Python 3.6 UnicodeDecodeError: Invalid continuation byte - Ubuntu Trusty

My System:

Ubuntu 14.04
Python 3.6.7

.travis.yml

language: python
python: '3.6'
cache: pip
before_install:
- openssl aes-256-cbc -K $encrypted_721a23b33185_key -iv $encrypted_721a23b33185_iv
  -in keyfile.enc -out keyfile -d
install:
- pip install -r requirements.txt
- sudo bash install_gitcrypt.sh

jobs:
  include:
  - stage: test
    name: Tests
    script: python manage.py test

before_deploy: git-crypt unlock keyfile
deploy:
  provider: script
  script: "./zappa_deploy.sh"
  on:
    all_branches: true
    condition: $TRAVIS_BRANCH =~ ^develop|master|travis-test$

Error

$ python manage.py test
Traceback (most recent call last):
  File "manage.py", line 22, in <module>
...
File "/home/travis/build/Tarteel-io/tarteel-api/tarteel/settings.py", line 18, in <module>
    env.read_env(str(ROOT.path('tarteel/.env')))
  File "/home/travis/virtualenv/python3.6.3/lib/python3.6/site-packages/environ/environ.py", line 635, in read_env
    content = f.read()
  File "/home/travis/virtualenv/python3.6.3/lib/python3.6/codecs.py", line 321, in decode
    (result, consumed) = self._buffer_decode(data, self.errors, final)
UnicodeDecodeError: 'utf-8' codec can't decode byte 0xee in position 15: invalid continuation byte

Which can be seen in this build.

Description

I’m running into an issue running the Django test suite for my repo that I can only replicate in the live build on Travis-ci where the python manage.py test script fails in the test stage of the jobs matrix.

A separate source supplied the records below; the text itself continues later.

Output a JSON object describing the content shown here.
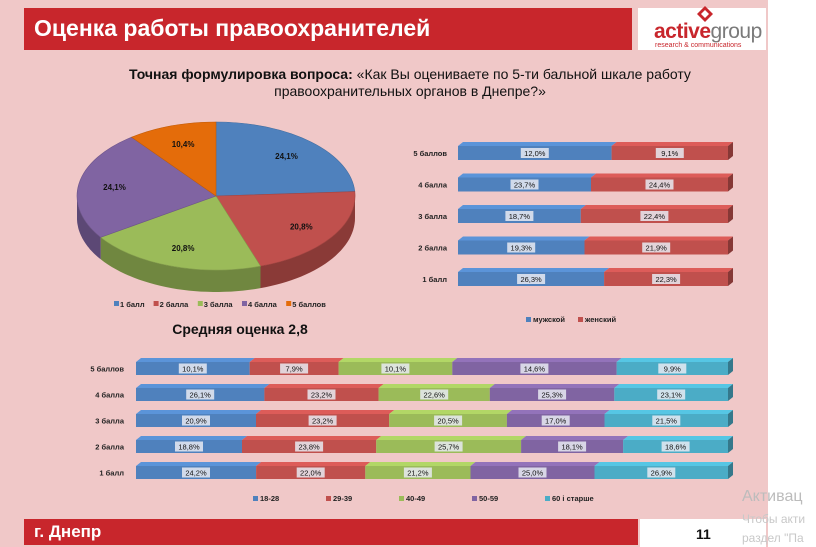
{
  "slide": {
    "title": "Оценка работы правоохранителей",
    "question_bold": "Точная формулировка вопроса:",
    "question_text": " «Как Вы оцениваете по 5-ти бальной шкале работу правоохранительных органов в Днепре?»",
    "logo_a": "active",
    "logo_b": "group",
    "logo_tagline": "research & communications",
    "city": "г. Днепр",
    "page_number": "11"
  },
  "watermark": {
    "line1": "Активац",
    "line2": "Чтобы акти",
    "line3": "раздел \"Па"
  },
  "colors": {
    "blue": "#4f81bd",
    "red": "#c0504d",
    "green": "#9bbb59",
    "purple": "#8064a2",
    "orange": "#e46c0a",
    "cyan": "#4bacc6",
    "brand": "#c8262c"
  },
  "chart_data": [
    {
      "type": "pie",
      "title": "Средняя оценка 2,8",
      "categories": [
        "1 балл",
        "2 балла",
        "3 балла",
        "4 балла",
        "5 баллов"
      ],
      "values": [
        24.1,
        20.8,
        20.8,
        24.1,
        10.4
      ],
      "value_labels": [
        "24,1%",
        "20,8%",
        "20,8%",
        "24,1%",
        "10,4%"
      ],
      "legend": "bottom"
    },
    {
      "type": "bar",
      "stacked": true,
      "orientation": "horizontal",
      "categories": [
        "5 баллов",
        "4 балла",
        "3 балла",
        "2 балла",
        "1 балл"
      ],
      "series": [
        {
          "name": "мужской",
          "values": [
            12.0,
            23.7,
            18.7,
            19.3,
            26.3
          ],
          "labels": [
            "12,0%",
            "23,7%",
            "18,7%",
            "19,3%",
            "26,3%"
          ]
        },
        {
          "name": "женский",
          "values": [
            9.1,
            24.4,
            22.4,
            21.9,
            22.3
          ],
          "labels": [
            "9,1%",
            "24,4%",
            "22,4%",
            "21,9%",
            "22,3%"
          ]
        }
      ],
      "legend": "bottom"
    },
    {
      "type": "bar",
      "stacked": true,
      "orientation": "horizontal",
      "categories": [
        "5 баллов",
        "4 балла",
        "3 балла",
        "2 балла",
        "1 балл"
      ],
      "series": [
        {
          "name": "18-28",
          "values": [
            10.1,
            26.1,
            20.9,
            18.8,
            24.2
          ],
          "labels": [
            "10,1%",
            "26,1%",
            "20,9%",
            "18,8%",
            "24,2%"
          ]
        },
        {
          "name": "29-39",
          "values": [
            7.9,
            23.2,
            23.2,
            23.8,
            22.0
          ],
          "labels": [
            "7,9%",
            "23,2%",
            "23,2%",
            "23,8%",
            "22,0%"
          ]
        },
        {
          "name": "40-49",
          "values": [
            10.1,
            22.6,
            20.5,
            25.7,
            21.2
          ],
          "labels": [
            "10,1%",
            "22,6%",
            "20,5%",
            "25,7%",
            "21,2%"
          ]
        },
        {
          "name": "50-59",
          "values": [
            14.6,
            25.3,
            17.0,
            18.1,
            25.0
          ],
          "labels": [
            "14,6%",
            "25,3%",
            "17,0%",
            "18,1%",
            "25,0%"
          ]
        },
        {
          "name": "60 і старше",
          "values": [
            9.9,
            23.1,
            21.5,
            18.6,
            26.9
          ],
          "labels": [
            "9,9%",
            "23,1%",
            "21,5%",
            "18,6%",
            "26,9%"
          ]
        }
      ],
      "legend": "bottom"
    }
  ]
}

This issue is similar to this Github Issue. I am able to run python manage.py test on my local machine in a virtualenv, as well as using the travis-ci-garnet-trusty-1512502259-986baf0 docker image as suggested by the docs.

I also confirmed that the .env file where the error is pointing to is UTF-8 safe using the isutf8 tool.

Any suggestions on how to proceed?

https://github.com/Tarteel-io/tarteel-api/blob/8c26a67b517136b4ae449e9d2167b44c5b620730/tarteel/.env:

GITCRYPT JпѓѓоЬ>6юў¤7щ? ЙaѓbHжбЮ¬ьџФ¬—ЋњЉg-‘(Џ «М6E‘рDђ¤z 7V„;ЭUHБ#єа^IN?ОНтєб
‚ї‰вЬx”а"’™ Qй Я‰ •'ЄЧf`ѕ СџЧјl]ЦЧЬ±Z=Ѕ“зz>уO№іЏ}О€Ь¬ї‹И¤Є‚Ю№EаЊEювWкnжР¬*‡1ф$*µ˜µр©ьBУ—Є§“ђ˜Щ:п6:µ˜ќщЇa5с4’uЪєжq)2ќйhFD ‡
(etc)

This doesn’t look like valid UTF-8 to me. Looks like this file is encrypted, so you need to decrypt it before feeding to your program.

I guess this is why we need pair programming… Thanks for pointing that out! I changed my travis build config so it now looks like this:

language: python
python: '3.6'
cache: pip
before_install:
- openssl aes-256-cbc -K $encrypted_721a23b33185_key -iv $encrypted_721a23b33185_iv
  -in keyfile.enc -out keyfile -d
install:
- pip install -r requirements.txt
- sudo bash install_gitcrypt.sh
script:
  - git-crypt unlock keyfile
  - python manage.py test

deploy:
  provider: script
  script: "./zappa_deploy.sh"
  on:
    all_branches: true
condition: $TRAVIS_BRANCH =~ ^develop|master$

Where the decryption occurs before running the python test suite.
Thanks @native-api!

Unicode String types are a handy Python feature that allows you to decode encoded Strings and forget about the encoding until you need to write or transmit the data. Python tries to convert a byte-array (a bytes which it assumes to be a utf-8-encoded string) to a unicode string (str). This process of course is a decoding according to utf-8 rules. When it tries this, it encounters a python byte sequence which is not allowed in utf-8-encoded strings (namely this 0xff at position 0). One simple way to avoid this error is to encode such strings with encode() function as follows (if a is the string with non-ascii character):

a.encode('utf-8').strip()

Or

Use encoding format ISO-8859-1 to solve the issue.